第2曲目のコラール「おお神よ、誠実な神よ」によるパルティ―タBWV767には、途中コラール歌詞の朗読がありますが、これが本来だったのだとわかりますと、なるほど、変奏という意味が理解できるようにも思うのです。変奏は単に彩りを替えていくだけではなく、そもそもは一つ一つのセンテンスだったのだということがわかります。確かに、ベートーヴェンの時代もロマン派と重なる時代は、センテンスというよりは文節のようになり、つながっていますが、バッハは分解できるのはそのせいなんだな、と。

そして、バッハのものでも分解できないものは、それだけ先進性のある作品なのだということも浮かび上がります。そうなると、私たちの「バッハ=古風 ベートーヴェン=先進」という考え方は、果たして正しいのだろうかとも思うのです。

ルーテル宮崎教会さんはウェブページをもっていらして、それを見てみますと、聖堂はそれほど大きくはなく、そこにオルガンが置かれているということに気づきます。そうなると、オルガンは場合によっては巨大音としてその場を包み込みます。その代表例が幻想曲とフーガ ト短調BWV542です。だからと言って決してタッチはきついものではなくむしろのびのびとした部分すらあります。

www.miyazaki-jelc.org

オルガンはベルンハルト・H・エツケスの手によるもの。それを日本人が大切に引き継いできました。ドイツの教会などでは当たり前のことではありますが、日本でもこのような事例があったのだなと思うと、大学時代に知った、琵琶湖周辺で観音像を戦火から守り続けてきた近江の人々のことを思い出し、感無量です。

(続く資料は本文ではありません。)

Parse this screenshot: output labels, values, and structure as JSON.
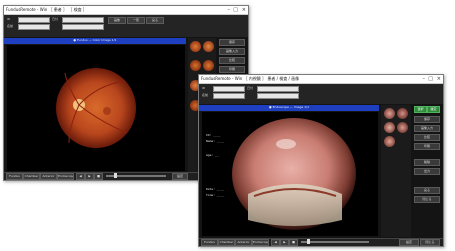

そんなオルガンで演奏することに力を傾けてきたような人が、演奏する松波久美子さん。先人たち、あるいはイエスだったり神への賛美に徹するその姿勢といずる音楽は、決して何かを支配するのではなく、むしろ信仰の発露のように聴こえ、人の胸を打つものです。現在進行形の祈りの場における演奏だからこそ見えてくる音楽の、作品の本質を垣間見たように思います。

 


聴いている音源
ヨハン・セバスティアン・バッハ作曲
トッカータとフーガ ニ短調BWV538「ドリア風」
コラール「おお神よ、誠実な神よ」によるパルティ―タBWV767 ~コラールと八つの変奏(コラール歌詞朗読つき)
コラール「主イエス・キリストよ、われらに」による四つのオルガン楽曲
 2段の手鍵盤と足鍵盤で BWV709
 「ライプツィヒ・コラール集」よりトリオ:2段の手鍵盤と足鍵盤で BWV655
 「オルガン小曲集」よりBWV632
 4声体コラールによる独奏曲BWV726
「ノイマイスター手稿」により
 「鹿の谷川を慕いあえぐこと」BWV1119
 「キリストよ、汝は明るき日なり」BWV1120
 「ああ主よ、憐れな罪人われを」BWV742
幻想曲、フーガとコラール
 幻想曲とフーガ ト短調BWV542:幻想曲
 コラール「我ら皆唯一の神、父と子と聖霊を信ず」によるオルガン楽曲
 トリオ:2段の手鍵盤と足鍵盤(ダブルペダル)で BWV740
 幻想曲とフーガ ト短調BWV542:フーガ
松波久美子(オルガン)
秋山仁(朗読)

地震および津波、水害により被害にあわれた方へお見舞い申し上げますとともに、亡くなられた方のご冥福と復興をお祈りいたします。同時に救助及び原発の被害を食い止めようと必死になられているすべての方、そして新型コロナウイルス蔓延の最前線にいらっしゃる医療関係者全ての方に、感謝申し上げます。